Bigpond has been in the game since early 2006 and has 4000 titles in its download section. Like Sky TV's DVDUnlimited business and Fatso.co.nz, Bigpond has a DVD mail out service. This is still far more popular than movie downloads, in no part because over 26,000 titles are available for mailout to subscribers, vastly more than the download service offers.
It's still more efficient to mail a disc to someone rather than have them download the movie via their internet connection. The other factor is the rise of the Blu-ray format.
Having beaten off its rival in the format wars, the HD-DVD system backed by Toshiba and Microsoft, Sony now has the media format market largely to itself and is pushing hard to make it the format of choice for people with Blu-ray players, including the Sony PlayStation 3.
Standard-definition movie and TV downloads are inferior in picture quality to what high-definition discs can deliver and downloading high definition content uses a lot of data.
So what about the piracy problem? Consider the spin Reeltime puts on its service on its website: "Finally, a legal alternative to online piracy - no more need to trawl bit torrent, Limewire or other similar torrent sites for illegal downloads, that often present your system with viruses, are of dubious quality, impact your download limits and in most cases are illegal pirated copies."
Australia and New Zealand are no different in that illegal file-sharing of music and movies across peer-to-peer networks is rife.
But people I speak to who use services like Bittorrent generally do so to get hold of TV shows and movies that have yet to debut here.
Frankly, they're not all that fussed about getting top-notch image quality though HD broadcasts recorded in the US are also appearing on the web.

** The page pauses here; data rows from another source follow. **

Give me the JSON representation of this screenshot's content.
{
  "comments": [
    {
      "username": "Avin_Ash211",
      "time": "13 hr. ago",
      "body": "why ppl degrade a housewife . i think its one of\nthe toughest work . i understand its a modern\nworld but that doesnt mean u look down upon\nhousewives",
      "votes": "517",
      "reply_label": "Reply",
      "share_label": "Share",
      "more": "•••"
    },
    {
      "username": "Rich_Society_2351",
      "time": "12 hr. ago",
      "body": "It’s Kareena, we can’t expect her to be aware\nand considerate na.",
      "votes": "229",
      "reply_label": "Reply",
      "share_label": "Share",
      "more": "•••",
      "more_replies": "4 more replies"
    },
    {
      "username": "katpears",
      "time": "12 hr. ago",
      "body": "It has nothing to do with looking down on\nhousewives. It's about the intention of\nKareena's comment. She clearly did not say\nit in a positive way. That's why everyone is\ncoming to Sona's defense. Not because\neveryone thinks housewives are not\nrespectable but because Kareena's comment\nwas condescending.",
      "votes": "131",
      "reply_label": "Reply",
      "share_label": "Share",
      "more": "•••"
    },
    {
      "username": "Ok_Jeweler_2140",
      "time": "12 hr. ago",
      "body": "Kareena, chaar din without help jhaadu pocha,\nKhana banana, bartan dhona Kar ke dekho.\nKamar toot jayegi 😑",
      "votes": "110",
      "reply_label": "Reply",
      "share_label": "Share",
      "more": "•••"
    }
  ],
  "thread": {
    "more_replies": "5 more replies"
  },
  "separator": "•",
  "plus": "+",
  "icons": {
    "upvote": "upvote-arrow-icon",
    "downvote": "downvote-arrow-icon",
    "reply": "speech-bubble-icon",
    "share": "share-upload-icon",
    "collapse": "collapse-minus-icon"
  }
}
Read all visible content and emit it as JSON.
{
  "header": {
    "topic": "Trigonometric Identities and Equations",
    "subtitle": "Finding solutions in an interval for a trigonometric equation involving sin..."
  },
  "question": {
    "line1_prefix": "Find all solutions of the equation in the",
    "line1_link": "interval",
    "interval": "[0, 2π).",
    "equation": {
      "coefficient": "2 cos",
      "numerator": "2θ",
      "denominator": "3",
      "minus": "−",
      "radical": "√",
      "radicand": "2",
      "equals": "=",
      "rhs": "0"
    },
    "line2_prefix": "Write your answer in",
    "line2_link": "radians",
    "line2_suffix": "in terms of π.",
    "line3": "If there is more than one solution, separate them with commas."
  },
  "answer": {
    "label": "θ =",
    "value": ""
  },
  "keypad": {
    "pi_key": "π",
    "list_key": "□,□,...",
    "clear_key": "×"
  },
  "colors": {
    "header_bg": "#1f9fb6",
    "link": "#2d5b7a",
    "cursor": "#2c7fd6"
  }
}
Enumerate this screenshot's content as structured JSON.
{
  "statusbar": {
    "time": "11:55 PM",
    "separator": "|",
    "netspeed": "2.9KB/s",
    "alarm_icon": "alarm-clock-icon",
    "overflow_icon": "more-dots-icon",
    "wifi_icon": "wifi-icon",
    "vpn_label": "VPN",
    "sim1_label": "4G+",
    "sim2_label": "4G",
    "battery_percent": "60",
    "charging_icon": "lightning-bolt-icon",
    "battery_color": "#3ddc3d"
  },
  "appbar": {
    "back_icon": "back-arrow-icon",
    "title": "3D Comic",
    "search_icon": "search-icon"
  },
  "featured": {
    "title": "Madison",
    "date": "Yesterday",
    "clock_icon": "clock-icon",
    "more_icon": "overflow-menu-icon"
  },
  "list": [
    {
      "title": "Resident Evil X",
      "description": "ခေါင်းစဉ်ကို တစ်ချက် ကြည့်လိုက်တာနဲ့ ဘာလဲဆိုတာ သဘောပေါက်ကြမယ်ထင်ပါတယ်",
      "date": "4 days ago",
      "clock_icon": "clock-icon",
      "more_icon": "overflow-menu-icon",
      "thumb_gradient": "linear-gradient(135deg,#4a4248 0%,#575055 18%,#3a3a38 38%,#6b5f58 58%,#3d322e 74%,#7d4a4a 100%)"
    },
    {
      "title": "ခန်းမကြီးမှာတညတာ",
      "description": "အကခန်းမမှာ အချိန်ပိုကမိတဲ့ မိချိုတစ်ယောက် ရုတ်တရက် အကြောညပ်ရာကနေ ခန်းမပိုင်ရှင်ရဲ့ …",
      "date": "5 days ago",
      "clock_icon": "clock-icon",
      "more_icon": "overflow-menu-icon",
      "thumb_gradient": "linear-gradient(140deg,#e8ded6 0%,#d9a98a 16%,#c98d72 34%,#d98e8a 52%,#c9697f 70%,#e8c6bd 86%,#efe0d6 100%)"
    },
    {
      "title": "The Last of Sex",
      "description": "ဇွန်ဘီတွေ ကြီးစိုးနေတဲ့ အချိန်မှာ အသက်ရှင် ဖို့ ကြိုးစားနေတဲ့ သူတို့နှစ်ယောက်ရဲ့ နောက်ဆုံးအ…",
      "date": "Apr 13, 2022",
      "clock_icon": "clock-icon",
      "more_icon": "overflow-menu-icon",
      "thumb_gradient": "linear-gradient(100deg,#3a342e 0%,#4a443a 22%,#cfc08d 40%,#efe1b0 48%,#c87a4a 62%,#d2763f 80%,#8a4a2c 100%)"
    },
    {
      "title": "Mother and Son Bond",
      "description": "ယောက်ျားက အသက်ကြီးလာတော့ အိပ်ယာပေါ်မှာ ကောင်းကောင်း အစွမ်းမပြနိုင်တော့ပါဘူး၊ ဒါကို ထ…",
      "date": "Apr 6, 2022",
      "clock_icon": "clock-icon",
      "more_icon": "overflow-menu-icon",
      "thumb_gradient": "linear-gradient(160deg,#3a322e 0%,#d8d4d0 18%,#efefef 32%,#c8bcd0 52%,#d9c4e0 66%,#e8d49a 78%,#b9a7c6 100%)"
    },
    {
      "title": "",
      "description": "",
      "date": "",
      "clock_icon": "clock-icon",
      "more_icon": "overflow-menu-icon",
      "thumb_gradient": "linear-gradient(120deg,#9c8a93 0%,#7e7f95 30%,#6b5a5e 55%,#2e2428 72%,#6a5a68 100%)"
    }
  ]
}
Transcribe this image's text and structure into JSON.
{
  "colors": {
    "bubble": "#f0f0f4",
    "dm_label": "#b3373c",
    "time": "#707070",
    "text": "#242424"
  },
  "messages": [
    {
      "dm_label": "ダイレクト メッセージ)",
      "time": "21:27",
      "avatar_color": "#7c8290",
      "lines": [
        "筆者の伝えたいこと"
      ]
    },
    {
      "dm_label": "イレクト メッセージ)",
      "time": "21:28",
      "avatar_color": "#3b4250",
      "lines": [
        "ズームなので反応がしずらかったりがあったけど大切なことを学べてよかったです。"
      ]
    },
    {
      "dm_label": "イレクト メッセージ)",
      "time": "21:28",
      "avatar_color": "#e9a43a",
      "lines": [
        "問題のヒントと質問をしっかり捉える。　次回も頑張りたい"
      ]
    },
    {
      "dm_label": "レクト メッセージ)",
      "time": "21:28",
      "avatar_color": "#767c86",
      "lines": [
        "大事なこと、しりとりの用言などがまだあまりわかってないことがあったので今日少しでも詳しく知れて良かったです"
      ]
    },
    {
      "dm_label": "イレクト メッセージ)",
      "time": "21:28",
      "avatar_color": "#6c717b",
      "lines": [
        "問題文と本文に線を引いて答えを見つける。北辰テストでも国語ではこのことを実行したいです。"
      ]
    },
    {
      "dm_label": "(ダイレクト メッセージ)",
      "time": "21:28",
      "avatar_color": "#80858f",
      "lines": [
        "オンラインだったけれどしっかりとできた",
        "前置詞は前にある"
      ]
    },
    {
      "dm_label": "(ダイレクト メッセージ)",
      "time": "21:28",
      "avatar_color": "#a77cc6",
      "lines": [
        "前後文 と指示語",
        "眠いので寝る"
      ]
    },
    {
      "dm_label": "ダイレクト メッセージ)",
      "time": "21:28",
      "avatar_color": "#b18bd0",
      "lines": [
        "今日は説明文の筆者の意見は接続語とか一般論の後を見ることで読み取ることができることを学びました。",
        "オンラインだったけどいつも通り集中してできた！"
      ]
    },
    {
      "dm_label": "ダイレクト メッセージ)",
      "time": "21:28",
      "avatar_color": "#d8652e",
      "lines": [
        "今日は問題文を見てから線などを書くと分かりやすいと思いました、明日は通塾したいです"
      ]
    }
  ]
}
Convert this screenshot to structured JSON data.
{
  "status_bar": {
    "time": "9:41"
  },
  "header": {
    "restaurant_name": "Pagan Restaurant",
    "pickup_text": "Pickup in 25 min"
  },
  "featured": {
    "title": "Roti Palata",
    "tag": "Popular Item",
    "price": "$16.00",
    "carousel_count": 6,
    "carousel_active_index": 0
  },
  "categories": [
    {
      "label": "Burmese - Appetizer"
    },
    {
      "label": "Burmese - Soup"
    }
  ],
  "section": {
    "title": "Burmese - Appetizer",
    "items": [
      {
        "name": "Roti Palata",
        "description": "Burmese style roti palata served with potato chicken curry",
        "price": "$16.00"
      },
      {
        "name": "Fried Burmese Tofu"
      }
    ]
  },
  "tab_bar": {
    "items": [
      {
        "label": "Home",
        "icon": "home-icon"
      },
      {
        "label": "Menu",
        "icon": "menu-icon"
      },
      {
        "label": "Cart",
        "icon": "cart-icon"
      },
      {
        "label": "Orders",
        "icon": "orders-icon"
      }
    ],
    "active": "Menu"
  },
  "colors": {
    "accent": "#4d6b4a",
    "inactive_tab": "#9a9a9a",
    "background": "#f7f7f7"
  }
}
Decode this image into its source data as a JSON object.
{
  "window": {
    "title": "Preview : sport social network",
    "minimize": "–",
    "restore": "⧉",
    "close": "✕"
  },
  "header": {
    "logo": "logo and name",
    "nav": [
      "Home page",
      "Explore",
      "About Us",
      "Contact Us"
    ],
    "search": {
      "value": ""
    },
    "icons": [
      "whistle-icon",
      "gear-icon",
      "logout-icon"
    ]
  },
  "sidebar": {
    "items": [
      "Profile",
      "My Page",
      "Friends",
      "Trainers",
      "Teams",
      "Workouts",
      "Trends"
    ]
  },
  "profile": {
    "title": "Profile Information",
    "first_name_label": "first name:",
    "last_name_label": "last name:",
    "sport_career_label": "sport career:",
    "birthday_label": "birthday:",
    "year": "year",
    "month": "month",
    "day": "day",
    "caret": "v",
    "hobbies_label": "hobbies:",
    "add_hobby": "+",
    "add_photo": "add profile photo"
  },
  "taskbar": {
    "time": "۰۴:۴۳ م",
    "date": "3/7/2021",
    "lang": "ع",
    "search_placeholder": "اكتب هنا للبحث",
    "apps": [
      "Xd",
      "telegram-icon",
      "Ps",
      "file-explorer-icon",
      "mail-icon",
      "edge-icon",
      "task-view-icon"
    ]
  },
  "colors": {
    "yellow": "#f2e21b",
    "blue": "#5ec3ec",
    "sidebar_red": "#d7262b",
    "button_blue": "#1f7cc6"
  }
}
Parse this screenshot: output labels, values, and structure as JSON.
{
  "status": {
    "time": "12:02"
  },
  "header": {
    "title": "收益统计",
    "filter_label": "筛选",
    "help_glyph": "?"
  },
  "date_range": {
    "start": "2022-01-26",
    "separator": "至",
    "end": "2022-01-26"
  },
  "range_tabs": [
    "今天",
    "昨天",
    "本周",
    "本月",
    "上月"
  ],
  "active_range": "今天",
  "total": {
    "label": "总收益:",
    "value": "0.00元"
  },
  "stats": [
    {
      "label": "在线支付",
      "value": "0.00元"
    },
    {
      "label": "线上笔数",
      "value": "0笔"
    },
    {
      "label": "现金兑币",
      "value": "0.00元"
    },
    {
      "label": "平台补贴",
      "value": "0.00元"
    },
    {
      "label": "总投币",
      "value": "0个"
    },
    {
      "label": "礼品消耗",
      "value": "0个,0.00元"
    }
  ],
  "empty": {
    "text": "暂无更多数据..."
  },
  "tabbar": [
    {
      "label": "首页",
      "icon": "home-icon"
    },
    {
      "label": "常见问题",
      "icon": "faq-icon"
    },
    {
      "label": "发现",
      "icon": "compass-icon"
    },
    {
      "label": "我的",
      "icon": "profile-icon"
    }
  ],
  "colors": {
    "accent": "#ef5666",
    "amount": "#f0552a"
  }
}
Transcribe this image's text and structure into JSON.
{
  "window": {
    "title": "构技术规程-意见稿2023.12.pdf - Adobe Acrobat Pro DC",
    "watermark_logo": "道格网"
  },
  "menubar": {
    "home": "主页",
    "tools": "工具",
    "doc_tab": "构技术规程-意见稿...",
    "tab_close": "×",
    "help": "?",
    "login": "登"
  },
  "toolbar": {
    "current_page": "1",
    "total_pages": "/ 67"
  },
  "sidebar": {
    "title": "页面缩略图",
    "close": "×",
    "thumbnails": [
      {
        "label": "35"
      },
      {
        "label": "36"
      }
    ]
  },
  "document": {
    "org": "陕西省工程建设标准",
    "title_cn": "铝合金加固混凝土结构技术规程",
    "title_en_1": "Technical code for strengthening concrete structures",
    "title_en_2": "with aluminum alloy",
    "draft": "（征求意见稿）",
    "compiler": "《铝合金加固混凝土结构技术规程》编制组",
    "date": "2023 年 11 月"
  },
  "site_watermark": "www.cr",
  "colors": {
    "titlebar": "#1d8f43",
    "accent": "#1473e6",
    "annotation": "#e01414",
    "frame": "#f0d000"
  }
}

I'd like to see the acclaimed new American TV series John Adams, about the second American president. It is not available on Reeltime or Bigpond and probably won't screen here for months, but all six parts of it are on the internet available for free download.
The fledgling movie download players are finding the content is out in the wild long before they even have the chance to offer it on their websites.
So movie downloads won't have the impact music downloads have.
Still, I think there's room for a good-quality, well-priced download service that has reasonable content usage policies. Backed up with local content, high-definition options people will pay up for content, even if the illicit freebie route is always going to be easier.